If you have a severe winter and your roof isn’t insulated well enough to keep the snow from melting, it doesn’t have to rain for the roof to leak. When a layer of snow on the roof melts, it first runs down and freezes over the eaves, which causes ice dams, and then the water backs up behind the dam and under the roofing shingles. Ultimately, water will seep in through the ceilings and walls.
Hardware and home improvement stores sell long-handled roof rakes. People have also been known to shovel the snow off the roof in the middle of winter — if you do that, be careful not to cut into the shingles (or fall off the roof!). A thick layer of insulation in the attic or crawl space provides an effective barrier, trapping warm air in the house where it belongs and keeping the roof itself cooler so the snow doesn’t melt quite as fast.
Many roof leaks occur around the chimneys and vents on roofs. Flashing is supposed to go under adjacent roof shingles and then up the chimney or pipe for a couple inches. The joints have to be sealed. If they aren’t, the water runs right down through the roof and into the house, although it may travel a little down the roof and actually enter at a lower point. If the sealant leaks or the flashing rips, you should reseal joints. You need a putty knife, a wire brush, roofing cement, and medium-weight sandpaper. Here’s what to do:
Using the putty knife and wire brush, take out the old sealant.

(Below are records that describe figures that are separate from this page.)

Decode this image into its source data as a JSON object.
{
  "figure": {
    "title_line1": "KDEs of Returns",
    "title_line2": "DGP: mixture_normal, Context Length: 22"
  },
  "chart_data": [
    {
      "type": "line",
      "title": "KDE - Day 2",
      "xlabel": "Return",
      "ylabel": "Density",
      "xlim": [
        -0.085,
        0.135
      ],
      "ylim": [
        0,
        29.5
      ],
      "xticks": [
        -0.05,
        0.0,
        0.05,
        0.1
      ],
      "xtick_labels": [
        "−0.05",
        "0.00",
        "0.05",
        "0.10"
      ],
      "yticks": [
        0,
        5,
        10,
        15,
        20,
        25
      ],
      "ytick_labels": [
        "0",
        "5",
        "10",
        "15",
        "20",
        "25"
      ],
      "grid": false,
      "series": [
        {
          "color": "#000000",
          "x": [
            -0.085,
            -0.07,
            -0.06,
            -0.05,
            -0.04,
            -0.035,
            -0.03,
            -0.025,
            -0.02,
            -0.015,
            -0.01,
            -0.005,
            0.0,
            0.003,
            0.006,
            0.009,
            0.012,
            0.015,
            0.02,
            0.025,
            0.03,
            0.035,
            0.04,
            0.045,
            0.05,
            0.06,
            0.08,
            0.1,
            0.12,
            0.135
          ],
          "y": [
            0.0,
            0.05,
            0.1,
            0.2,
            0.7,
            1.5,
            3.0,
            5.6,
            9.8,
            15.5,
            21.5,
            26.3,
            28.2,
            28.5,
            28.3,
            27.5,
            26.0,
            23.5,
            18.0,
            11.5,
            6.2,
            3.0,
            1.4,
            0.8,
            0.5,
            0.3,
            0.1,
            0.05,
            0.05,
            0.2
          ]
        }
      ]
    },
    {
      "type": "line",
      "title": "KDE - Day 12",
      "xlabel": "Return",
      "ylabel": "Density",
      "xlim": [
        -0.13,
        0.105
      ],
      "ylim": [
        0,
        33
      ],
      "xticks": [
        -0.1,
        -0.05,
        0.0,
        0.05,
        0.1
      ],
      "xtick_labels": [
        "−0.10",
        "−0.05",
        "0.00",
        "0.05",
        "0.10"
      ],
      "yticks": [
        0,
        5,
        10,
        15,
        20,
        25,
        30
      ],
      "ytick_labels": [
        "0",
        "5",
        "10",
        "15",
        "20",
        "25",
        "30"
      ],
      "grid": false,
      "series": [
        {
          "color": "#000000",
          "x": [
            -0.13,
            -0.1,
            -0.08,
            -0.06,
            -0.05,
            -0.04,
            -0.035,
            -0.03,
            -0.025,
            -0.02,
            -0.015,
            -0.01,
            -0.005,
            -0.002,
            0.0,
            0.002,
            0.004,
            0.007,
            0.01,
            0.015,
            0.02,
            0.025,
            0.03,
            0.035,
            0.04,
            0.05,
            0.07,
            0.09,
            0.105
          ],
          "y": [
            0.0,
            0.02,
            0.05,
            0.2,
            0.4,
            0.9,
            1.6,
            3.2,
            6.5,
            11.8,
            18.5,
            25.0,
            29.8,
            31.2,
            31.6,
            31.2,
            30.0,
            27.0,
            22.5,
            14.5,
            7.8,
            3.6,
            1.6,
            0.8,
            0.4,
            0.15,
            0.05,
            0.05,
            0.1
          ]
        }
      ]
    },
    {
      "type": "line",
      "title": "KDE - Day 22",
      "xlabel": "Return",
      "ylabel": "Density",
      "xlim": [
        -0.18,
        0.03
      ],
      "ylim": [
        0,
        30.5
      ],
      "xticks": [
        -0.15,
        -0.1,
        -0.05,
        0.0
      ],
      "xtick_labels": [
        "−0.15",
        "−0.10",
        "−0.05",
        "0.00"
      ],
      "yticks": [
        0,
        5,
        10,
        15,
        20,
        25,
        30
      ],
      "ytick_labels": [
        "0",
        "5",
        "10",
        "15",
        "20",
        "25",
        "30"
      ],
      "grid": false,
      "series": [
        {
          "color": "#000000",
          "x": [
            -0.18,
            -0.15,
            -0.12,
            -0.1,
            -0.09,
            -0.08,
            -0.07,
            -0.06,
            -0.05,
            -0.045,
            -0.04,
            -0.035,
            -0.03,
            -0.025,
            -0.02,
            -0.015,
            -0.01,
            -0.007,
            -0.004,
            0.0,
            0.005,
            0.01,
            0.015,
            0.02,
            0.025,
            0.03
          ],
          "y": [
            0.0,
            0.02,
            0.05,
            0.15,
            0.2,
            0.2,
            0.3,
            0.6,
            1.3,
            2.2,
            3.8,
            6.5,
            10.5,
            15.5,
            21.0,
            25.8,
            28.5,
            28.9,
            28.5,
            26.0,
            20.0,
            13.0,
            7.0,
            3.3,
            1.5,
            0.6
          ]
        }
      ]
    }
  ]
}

You get a better bond if it’s gone.
Brush out all debris.
Apply roofing cement along all joints.
Using the putty knife, push the cement into all of the joints, leaving a layer on the surface.
Scrape the putty knife on top of the cement to make it smooth.
If you have any holes, fill them with roofing cement.
If you see any ragged edges or areas that have the potential for going bad, smear roofing cement on top of them too.
If it’s the rubber boot around the pipe that’s cracked or broken, that can usually be replaced without replacing the whole flashing.